Fanatics, renowned for its sports gear and collectible cards, is making a significant leap into the sports gambling industry, positioning it as a crucial element of the company’s future expansion. CEO Michael Rubin forecasts that betting operations could account for as much as 40% of Fanatics’ earnings within the next five years.
The company’s foray into the sportsbook market began in 2023 with the acquisition of PointsBet’s US assets, which Rubin described as a strategic launchpad for future profitability. Despite the hefty $1.5 billion price tag, Fanatics anticipates initial financial losses, projecting around $300 million this year and $150 million the following year, before achieving profitability by 2027. In a CNBC interview, Rubin noted that this strategy positions Fanatics favorably compared to competitors like DraftKings and FanDuel, which have invested significantly more to achieve their current size.
Fanatics currently trails behind the industry leaders, who each command approximately 35% of the US market. Nevertheless, the company has made substantial progress, increasing its market share from zero to about 8% in just two years. August marked a significant milestone for Fanatics, with a betting handle of $565.8 million, more than doubling its previous best and securing second place in New York according to state regulators.
Expansion remains a central focus for Fanatics. The company has reached an agreement with Boyd Gaming to launch online betting in Missouri and open Fanatics-branded sportsbooks at Boyd’s casinos located in Kansas City and St. Charles. Missouri will become the 24th US location for Fanatics’ betting division, underscoring its nationwide aspirations.
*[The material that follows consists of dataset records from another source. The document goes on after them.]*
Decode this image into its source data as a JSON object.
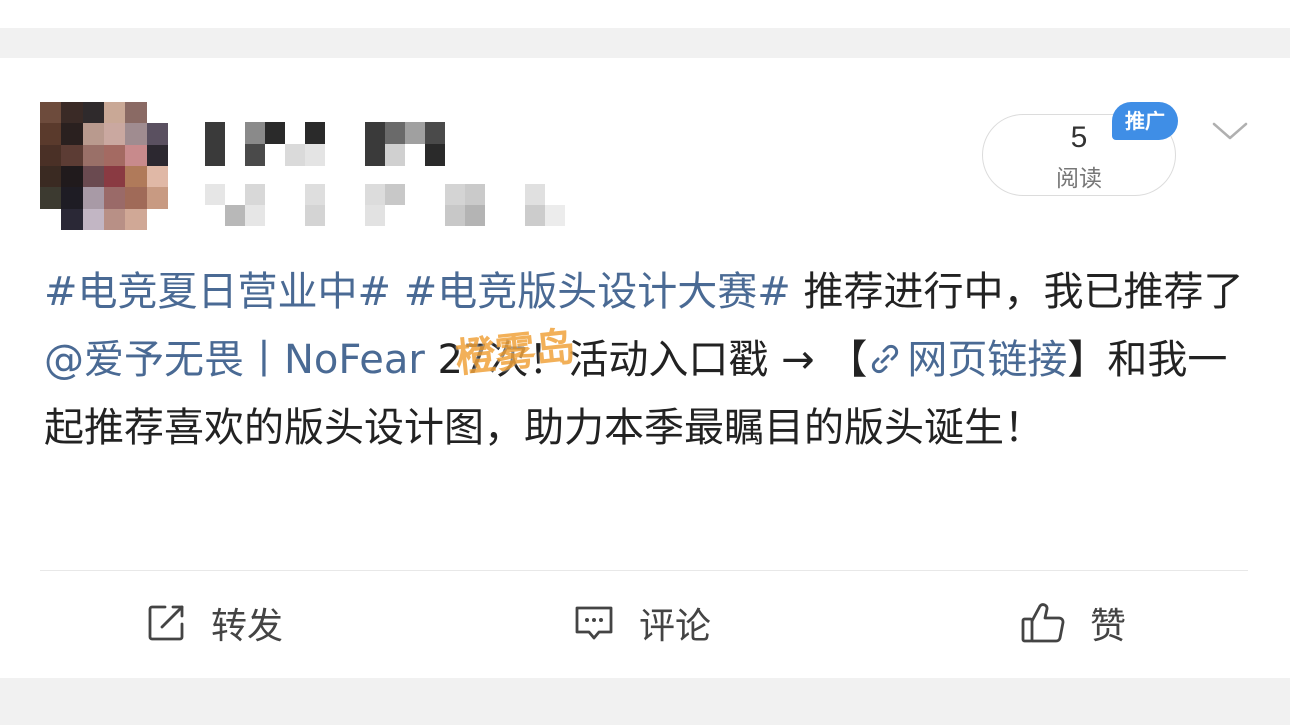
{
  "post": {
    "read_count": "5",
    "read_label": "阅读",
    "promo_badge": "推广",
    "segments": {
      "hashtag1": "#电竞夏日营业中#",
      "hashtag2": "#电竞版头设计大赛#",
      "text1": " 推荐进行中，我已推荐了",
      "mention": "@爱予无畏丨NoFear",
      "text2": " 27次！活动入口戳 → ",
      "bracket_open": "【",
      "link_label": "网页链接",
      "bracket_close": "】",
      "text3": "和我一起推荐喜欢的版头设计图，助力本季最瞩目的版头诞生！"
    },
    "watermark": "橙雾岛"
  },
  "actions": {
    "repost": "转发",
    "comment": "评论",
    "like": "赞"
  },
  "icons": {
    "repost": "repost-icon",
    "comment": "comment-icon",
    "like": "thumbs-up-icon",
    "link": "link-icon",
    "chevron": "chevron-down-icon"
  },
  "colors": {
    "link": "#4a6a94",
    "badge": "#3f8ee6"
  }
}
Rubin emphasized that Fanatics’ comprehensive network spanning products, memorabilia, and betting offers unique advantages. Customers receive “FanCash” on every wager, win or lose, which they can redeem for gear, tickets, or additional bets. This strategy not only reduces customer acquisition costs but also fosters engagement across multiple facets of the business. Fanatics plans to distribute approximately $1 billion in FanCash next year.
Moreover, the company has adopted player-friendly policies, such as refunding bets if athletes exit games due to injuries. While these measures can be costly—recalling an instance where it cost $1 million—Rubin argued that fairness cultivates long-term customer loyalty.
Industry analysts suggest that as the US market consolidates, Fanatics’ strategy could enable it to erode the market dominance of DraftKings and FanDuel. With its current valuation at $31 billion and projected $8.1 billion in sales from merchandise and trading cards in 2024, Fanatics is banking on its diversification strategy to transform sports gambling into its next major revenue stream.
If Rubin’s projections hold true, by 2027, sports betting could constitute nearly half of Fanatics’ profits, marking a significant evolution for a company primarily known for its sports apparel and collectibles to date. However, skeptics highlight the challenges of breaking into a saturated market. DraftKings and FanDuel have spent years and billions of dollars establishing their brands and customer bases. Fanatics, they argue, has a steep hill to climb in terms of building similar trust and brand recognition within the sports betting community.
The company’s integration of retail and betting could be a game-changer, some experts believe. By offering tangible rewards that fans can use across different aspects of the sports experience, Fanatics might capture a segment of the market that values both memorabilia and the thrill of the bet. Additionally, its existing relationships with sports leagues and teams could provide a unique leverage point that pure-play betting companies do not have.
On the other hand, the rapid market expansion also brings regulatory challenges. Each state in the US has its own set of rules governing sports betting, and navigating this complex landscape requires significant resources and expertise. Fanatics will need to ensure compliance and adapt its offerings to meet various legal standards, a task that is as crucial as it is daunting.
Overall, Fanatics’ ambitious move into sports betting represents a bold shift in its business model. The company’s willingness to absorb initial losses and invest heavily in customer engagement highlights its long-term vision. As the competitive landscape of sports betting continues to evolve, Fanatics’ ability to execute its strategy effectively will be closely watched by industry observers, competitors, and investors alike.